My first experience as a volunteer researcher was in a fishing village in Brazil. Our team was there to evaluate the effect that the increasing pervasiveness of television was having on the traditional social structure and customs. We went around interviewing villagers via a questionnaire the principal investigator had designed. (The results of the study, in a nutshell, were disheartening.) This was my first trip abroad in which I was confronted with the “culture of hospitality” – a code of conduct still intact in many traditional societies, particularly rural cultures. In America we practice a very casual kind of hospitality – though it is polite to offer a stop-in guest a drink or snack, it’s not mandated, and typically, one can refuse something offered with minimal explanation without causing any offense. These convenient features don’t exist in the hospitality code of many other cultures. Owing to the intimate nature of the relationships we sought with the villagers in Brazil (i.e. not just tourists passing through, but engaging in lengthy and in-depth conversations), we were often invited into homes and businesses and shown traditional hospitality.
One day we interviewed an elderly man sitting on a small stool outside his tiny convenience store. He claimed he owned the first television set in town, which he bought in 1971, even though there was no television reception available then. He still had it sitting on the shelf in the middle of his store, amid tomatoes and onions, pots and ladles. It wasn’t plugged in or even functional. It was purely a piece of décor, an outdated status symbol now an intractable part of the old man’s life, its 8-inch screen encased in a thick, red-orange frame.
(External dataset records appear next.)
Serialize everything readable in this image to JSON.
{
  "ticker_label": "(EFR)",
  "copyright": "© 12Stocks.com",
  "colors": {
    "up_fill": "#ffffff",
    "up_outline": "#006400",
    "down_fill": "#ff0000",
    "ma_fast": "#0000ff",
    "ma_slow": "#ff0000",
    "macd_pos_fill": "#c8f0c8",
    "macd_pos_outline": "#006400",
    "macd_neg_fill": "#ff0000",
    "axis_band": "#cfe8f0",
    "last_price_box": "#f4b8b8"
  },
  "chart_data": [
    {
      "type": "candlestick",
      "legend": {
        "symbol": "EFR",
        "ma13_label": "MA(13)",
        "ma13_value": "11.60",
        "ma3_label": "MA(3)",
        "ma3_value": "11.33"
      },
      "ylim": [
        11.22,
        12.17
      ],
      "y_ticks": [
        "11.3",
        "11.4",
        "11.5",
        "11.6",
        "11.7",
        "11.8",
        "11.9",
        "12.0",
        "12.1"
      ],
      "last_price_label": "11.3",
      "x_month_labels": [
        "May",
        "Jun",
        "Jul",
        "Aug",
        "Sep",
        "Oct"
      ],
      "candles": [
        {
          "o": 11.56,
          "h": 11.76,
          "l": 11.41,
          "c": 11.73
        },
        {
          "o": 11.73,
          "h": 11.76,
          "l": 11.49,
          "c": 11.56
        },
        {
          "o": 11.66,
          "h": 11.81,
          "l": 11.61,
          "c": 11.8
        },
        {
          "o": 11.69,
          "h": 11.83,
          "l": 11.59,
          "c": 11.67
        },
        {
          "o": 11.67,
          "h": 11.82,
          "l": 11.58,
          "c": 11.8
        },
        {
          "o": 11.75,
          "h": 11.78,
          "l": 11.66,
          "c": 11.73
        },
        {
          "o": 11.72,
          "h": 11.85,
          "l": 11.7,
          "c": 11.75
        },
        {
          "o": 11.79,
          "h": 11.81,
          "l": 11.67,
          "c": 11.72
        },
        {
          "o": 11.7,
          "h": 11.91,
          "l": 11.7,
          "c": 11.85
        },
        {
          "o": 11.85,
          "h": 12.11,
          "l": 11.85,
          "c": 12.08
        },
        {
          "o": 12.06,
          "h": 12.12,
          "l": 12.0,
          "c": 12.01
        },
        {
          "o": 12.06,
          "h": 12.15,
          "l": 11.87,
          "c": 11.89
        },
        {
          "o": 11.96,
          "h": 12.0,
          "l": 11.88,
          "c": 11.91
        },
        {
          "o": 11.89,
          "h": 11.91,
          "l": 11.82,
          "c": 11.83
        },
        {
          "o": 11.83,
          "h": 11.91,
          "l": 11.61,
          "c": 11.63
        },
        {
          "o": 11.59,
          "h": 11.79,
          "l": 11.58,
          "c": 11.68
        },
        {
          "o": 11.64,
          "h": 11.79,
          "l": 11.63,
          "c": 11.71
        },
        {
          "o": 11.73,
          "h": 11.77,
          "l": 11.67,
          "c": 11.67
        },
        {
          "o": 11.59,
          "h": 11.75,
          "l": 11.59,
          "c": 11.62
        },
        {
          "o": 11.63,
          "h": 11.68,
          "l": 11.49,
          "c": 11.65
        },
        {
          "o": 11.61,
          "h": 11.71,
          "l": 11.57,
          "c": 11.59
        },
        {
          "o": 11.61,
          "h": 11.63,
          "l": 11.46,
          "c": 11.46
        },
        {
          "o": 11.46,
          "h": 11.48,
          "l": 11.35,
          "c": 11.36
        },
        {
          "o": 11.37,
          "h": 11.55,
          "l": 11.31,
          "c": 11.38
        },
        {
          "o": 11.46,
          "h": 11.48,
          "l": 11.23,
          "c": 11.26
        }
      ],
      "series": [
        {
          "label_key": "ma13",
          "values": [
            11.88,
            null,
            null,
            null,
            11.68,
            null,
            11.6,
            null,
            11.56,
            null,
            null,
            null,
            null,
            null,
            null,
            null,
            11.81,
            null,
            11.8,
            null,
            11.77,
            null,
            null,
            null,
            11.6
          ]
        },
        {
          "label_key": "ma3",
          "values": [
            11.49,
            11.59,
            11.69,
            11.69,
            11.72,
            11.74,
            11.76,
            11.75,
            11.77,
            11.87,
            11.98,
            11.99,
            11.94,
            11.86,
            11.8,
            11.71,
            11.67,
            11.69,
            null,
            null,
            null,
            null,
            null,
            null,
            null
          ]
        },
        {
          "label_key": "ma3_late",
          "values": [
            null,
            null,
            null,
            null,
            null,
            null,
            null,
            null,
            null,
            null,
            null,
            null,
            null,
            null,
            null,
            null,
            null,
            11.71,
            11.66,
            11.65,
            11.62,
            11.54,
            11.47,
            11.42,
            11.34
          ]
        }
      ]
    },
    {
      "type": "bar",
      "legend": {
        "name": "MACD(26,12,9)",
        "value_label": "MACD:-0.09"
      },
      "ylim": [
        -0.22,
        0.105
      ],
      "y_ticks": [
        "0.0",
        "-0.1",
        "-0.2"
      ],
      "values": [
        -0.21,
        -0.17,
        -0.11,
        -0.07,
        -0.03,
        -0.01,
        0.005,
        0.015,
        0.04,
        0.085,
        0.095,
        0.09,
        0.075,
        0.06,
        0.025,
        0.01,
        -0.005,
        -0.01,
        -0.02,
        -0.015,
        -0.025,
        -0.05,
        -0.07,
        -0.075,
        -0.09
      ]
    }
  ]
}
The old man’s wide, mellow smile pushed up wrinkles at his temples. His bulbous stomach exceeded the boundaries of his shirt. When I asked to take his picture, he attempted to button the two ends of the beige cloth together, but gave up and smiled. His grandson, who had been milling about, disappeared momentarily and reappeared with the family photo album – a slim book with about ten pictures spanning many years. This was presented to us with great pride, each photo explained to us and each person in them named. The old man was serene on his tiny stool. He began to wax poetic and philosophical about his life, telling us it had been a good one. He instructed us, a group of young ladies, that a person is born as a blank slate, and achieves happiness by growing older and adding happy experiences to one’s palette, while forgetting the unhappy ones.
We were then offered cafezhinos – tiny cups of wicked strong coffee. I asked our translator, Marianna, if it would be all right to politely refuse, and she said, “No, not really.” Horrified, because I can’t stand coffee, I tried to entreat a fellow volunteer to secretly drink mine for me so I could present an empty glass, but she said she couldn’t stomach another one in addition to hers. I told Marianna that I hated coffee and it would make me sick to drink it, so she said to go ahead and pass it up. She was now poised with palpable curiosity to see how the old man and his grandson would react.
I am quite fair-skinned and people in the village called me “blonde” even though I have reddish-brown hair. At my polite refusal of the traditional drink and gesture of hospitality, the old man looked me over. Then he said to me, “You’re afraid you’ll turn black like us if you drink the coffee.”
In a place like an impoverished village in Brazil, racial tensions are not insignificant… white people, white foreigners in particular, are often treated with suspicion and animosity by the local population whose ethnicity is now largely mixed between native tribes and black slaves shipped over from Africa. My heart plummeted like a stone speeding to the bottom of a pond. I had offended this beautiful, kind man. I looked to Marianna with panic; she was already looking at me apprehensively, her brow furrowed. Could I retract my refusal? How could I fix this?
Then the old man winked at me. I held my breath; he smiled; I let it out in an audible sigh. The man giggled. He reached over and brushed his fingertips up and down my pale arm. “Yes! You don’t want black skin like us!” He laughed until his belly shook. I didn’t know if I should try to convince him of the real explanation, but the old man was so tickled, I decided to let him keep his thought. Whether or not he truly believed that was the motivation behind my refusal, I don’t know. I seemed, though, to have created another happy experience for him … a day with the foreigner who didn’t want to turn black.
I have it in mind someday when some kind and generous soul offers me coffee, to reply solemnly, “No thank you. I don’t want my skin to turn black.”